I have realized one reason I cheat is because I was raised with the diet mentality. I was put on my first diet at age 8 by my mom, a lifelong dieter herself. Anyway, what I have realized is that in a way, learning to diet at such a young age has taken away my free will to say "No, thanks, I really don't care for that". When presented with a no-no food, I always jump on the opportunity even if I don't want the thing -like "grab it quick, it is never coming around again", because that is what I have been told. You can't have that, you shouldn't eat that, that is not on your diet, blah blah blah.... I eat forbidden foods not because I want them at that time, but because I have been trained to falsely believe that I can never have them again, ever. This is so clear to me now, even though it is old news. And although I have heard other people talk about this, I finally understand it on a gut level. And this is the revelation to me: that I can read these threads on many different forums, and listen to people on weight loss tv shows, and talk to my friends about stuff, but it will not make a difference if I understand these things in my head, it has to hit me in the heart and soul or the info is nearly useless. I finally get it on more than an intellectual level. I'm hoping now I can make progress.
Hi Ruby,
I miss seeing you on the SB weekly support board, which you will find if you click on "weekly support board" under SB. There are a lot more posters there and I KNOW that they will find your question intersting and food for thought. Plus, you might get a good variety of responses. I too have problems with cheating, and sometimes it is almost a compulsion. I think it has something to do with feeling that I must stay in control, and that is one way I do it.
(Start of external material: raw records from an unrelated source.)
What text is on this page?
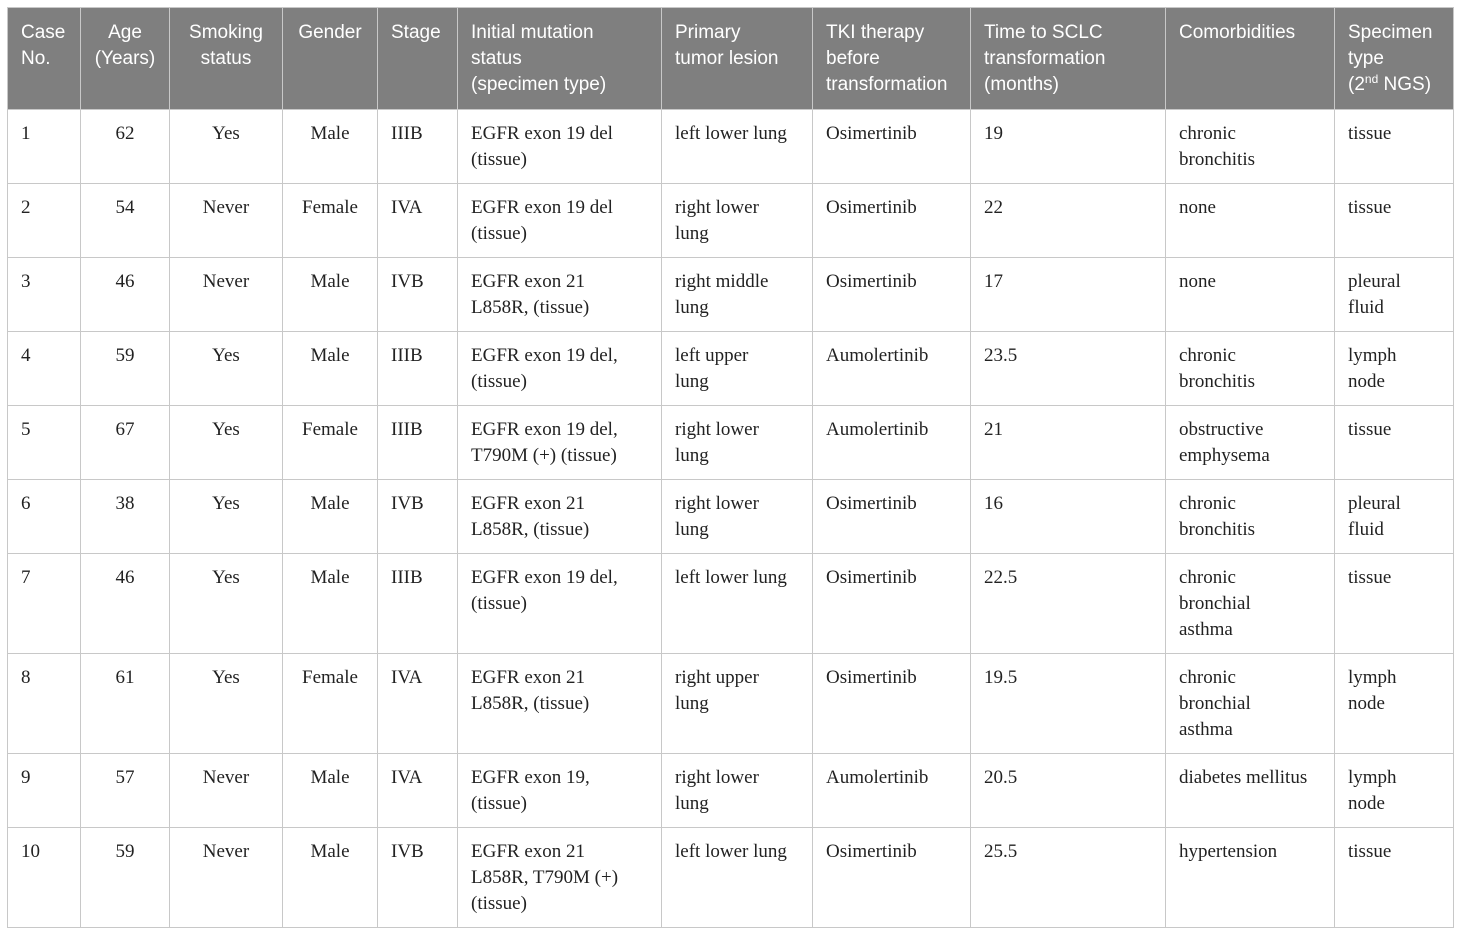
Case
No.	Age
(Years)	Smoking
status	Gender	Stage	Initial mutation
status
(specimen type)	Primary
tumor lesion	TKI therapy
before
transformation	Time to SCLC
transformation
(months)	Comorbidities	Specimen
type
(2nd NGS)

1	62	Yes	Male	IIIB	EGFR exon 19 del
(tissue)	left lower lung	Osimertinib	19	chronic
bronchitis	tissue

2	54	Never	Female	IVA	EGFR exon 19 del
(tissue)	right lower
lung	Osimertinib	22	none	tissue

3	46	Never	Male	IVB	EGFR exon 21
L858R, (tissue)	right middle
lung	Osimertinib	17	none	pleural
fluid

4	59	Yes	Male	IIIB	EGFR exon 19 del,
(tissue)	left upper
lung	Aumolertinib	23.5	chronic
bronchitis	lymph
node

5	67	Yes	Female	IIIB	EGFR exon 19 del,
T790M (+) (tissue)	right lower
lung	Aumolertinib	21	obstructive
emphysema	tissue

6	38	Yes	Male	IVB	EGFR exon 21
L858R, (tissue)	right lower
lung	Osimertinib	16	chronic
bronchitis	pleural
fluid

7	46	Yes	Male	IIIB	EGFR exon 19 del,
(tissue)	left lower lung	Osimertinib	22.5	chronic
bronchial
asthma	tissue

8	61	Yes	Female	IVA	EGFR exon 21
L858R, (tissue)	right upper
lung	Osimertinib	19.5	chronic
bronchial
asthma	lymph
node

9	57	Never	Male	IVA	EGFR exon 19,
(tissue)	right lower
lung	Aumolertinib	20.5	diabetes mellitus	lymph
node

10	59	Never	Male	IVB	EGFR exon 21
L858R, T790M (+)
(tissue)	left lower lung	Osimertinib	25.5	hypertension	tissue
Thanks, Gator - lately I've been posting under the 300+ forum, to get a "larger" perspective on the problems of obesity and management of same. I miss the ladies on SB weekly, I should stop in someday but I'm always swamped at work and with commuting and other stuff. It's hard keeping up with posts, and nearly impossible to be a good member and reply to everybody. Maybe I'll start lurking in order to stay motivated, until I can jump in and participate again.
I have to agree with Gatorgal on this, post on the weekly support.
I cheat because I can. If I don't make the cheating food, or have it in the house, then I don't eat it. I actually had some tootsie rolls the other day and almost felt sick to my stomach from the sugar! For some reason I can pass on the beer, wine and liquor, but food has me confused. I've definitely reached the point where food is nourishment, but sometimes it's comfort too, I haven't quite made it all the way over to only "nourishment". I've pretty much only been eating when I'm hungry, and drinking enough water has helped with that. But it's almost ime for my afternoon snack and my stomach is growling like crazy. I'm looking forward to the triscuits and cheese in a little bit! Now if the scale would just start moving again!
I too struggle with the food as nourishment vs. food as comfort, art, fun or reward. I love to cook and this has made me more liable to dwell on food, recipes, thinking about food...its hard to NOT overeat.... Come post on the weekly support board, Ruby...we miss you.